When We Collided

“Um, no. I cannot be caged inside that thing; I can’t breathe.”

“It’s literally illegal for you to not wear it. You got pulled over for not wearing it.”

He is dragging down this entire adventure already, and I think about breezing off and just plain old leaving him here. But I’m in a freaking hurry, so I smash the stupid helmet onto my head and rev the engine like a purring cat—no, a jaguar!—ready to prrrowwwwl.

We whizz through Verona Cove and I relish the Vespa’s rhythm beneath me, the way a rider feels the horse’s steady heartbeat beneath him, and they are one. That’s a lost dream of mine, to be a jockey in a tall velvet cap and high leather boots, and I would have been a fantastic jockey, too, because I love horses; I love their proud features, their spirit, their loyalty, even the names of their coloring—bay, palomino, pinto—and I always thought equestrians looked attached to their horses, both being operated by the same control system, like trunk and branch, except you can’t tell which is which because they move together. The Vespa and I breathe in sync and it gallops beneath me and I grip the reins tighter, tighter.

The road transitions into Highway 1, or maybe it’s not even called that—like, I only think it’s called that because it’s the number one highway in the world, if you ask me. On the left side we pass trees and trees and little houses, and the right side drops off into the ocean.

“Viv, pull over! Pull over!” Jonah is screaming, blah-blah-blah, overreacting, holding on way too tight to my waist, blah-blah. “I swear to God, Vivi!”

I don’t really hear him until he digs his fingernails into my ribs, and I feel that, yipping.

When I finally veer off to the side of the road, I feel him leap from the bike. He whirls back at me, pulling his helmet off his head. “WHAT is your PROBLEM?”

I push the plastic screen on my helmet up. “Shhhhhhh, stop yelling, I can’t hear my own thoughts, Jonah!”

“You’re speeding like you’re on coke! And did you not see the stop sign back there?”

“Oh, Jonah. Stop signs are just red octagons that people assign power to.”

“Let me drive. Give me your keys.” He’s standing in the grass, a bend in the road, and he has become a bend in my road.
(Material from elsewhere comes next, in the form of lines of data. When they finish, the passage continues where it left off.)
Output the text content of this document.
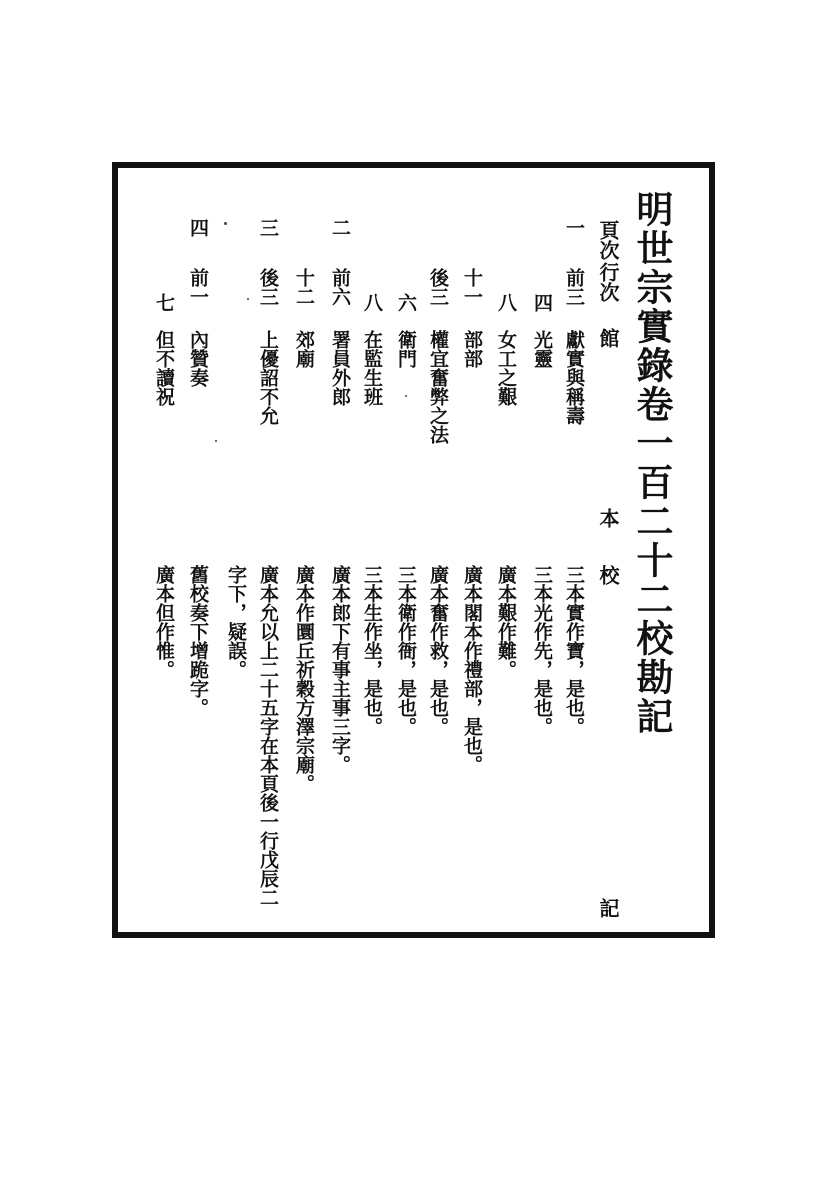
明世宗實錄卷一百二十二校勘記
頁次
行次
館
本
校
記
一
二
三
四
前三
獻實與稱壽
三本實作寶，是也。
四
光靈
三本光作先，是也。
八
女工之艱
廣本艱作難。
十一
部部
廣本閣本作禮部，是也。
後三
權宜奮弊之法
廣本奮作救，是也。
六
衛門
三本衛作衙，是也。
八
在監生班
三本生作坐，是也。
前六
署員外郎
廣本郎下有事主事三字。
十二
郊廟
廣本作圜丘祈穀方澤宗廟。
後三
上優詔不允
廣本允以上二十五字在本頁後一行戊辰二
字下，疑誤。
前一
內贊奏
舊校奏下增跪字。
七
但不讀祝
廣本但作惟。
I just can’t have him keeping me from my destiny. “I’m driving you home because you’re obviously drunk or high or both.”

“I am NOT, and you will do NO SUCH THING.”

“Viv, you’re scaring the hell out of me right now, okay? Blah-blah-blah-blah-blah-blah.” That’s what I hear anyway, so I toddle my head back and forth, la-la-don’t-care-not-listening. I tune in only for the end of his red-in-the-face rampage of blah-blah glory. “. . . then I’d rather walk home.”

“THEN WALK HOME FOR ALL I CARE, BYE!” I call, and I wish I wasn’t already on the scooter so I could traipse away from him, so I could flounce without a care in the world. Gotta go! Got a whole big world to see, and a whole big world that needs to see me, too, and I can’t be held back by a boy who is naysaying my journey, no matter how beautiful he is, because I’m going to thrash down the coast, scouring through between sea and sky, and I CANNOT BE HELD BACK.

The engine growls, and I stand up on the bike as it lurches forward and the wind grabs my skirt, and I yell “AYE-YI-YI!” because I am made of moondust and twinkle lights, because I’m impervious to the shortsighted mortality of my peers, to their finite days on this planet that they spend being closed-off and insecure and inert. No, no, no, I am more than this world, as wide as the trees all around me. Huzzah!

My grip loosens and my legs compress for a moment, like springs of a coil pressed down. When they release, the tension pushes me up, and I’ve done it. I’m airborne and weightless and soaring and free.





CHAPTER TWENTY

Jonah

What just happened, it happened so fast, what, what, what, NO!

It happened.

My legs and arms go cold, shaky, cramped. I try to run forward, but I stumble. My knees hit the ground, the heels of my hands burn from skidding against ground. I struggle up again.

Someone is screaming. Someone is screaming “HELP SOMEONE HELP.”

I think it’s me.

It happened. Just now. I saw it. Was she actually drunk? I could’ve stopped her.

Vivi went flying from the Vespa. It hit a tree. Was she on it when it hit? I don’t know. Oh God, the thud of her body, the crash of the metal. How she crumpled. I see blood—from her shoulder—and, oh God, bone. My legs fold beneath me again, and I’m retching onto the grass. I try to move toward her even as I heave and heave. When I’m done, I try to pick myself up again.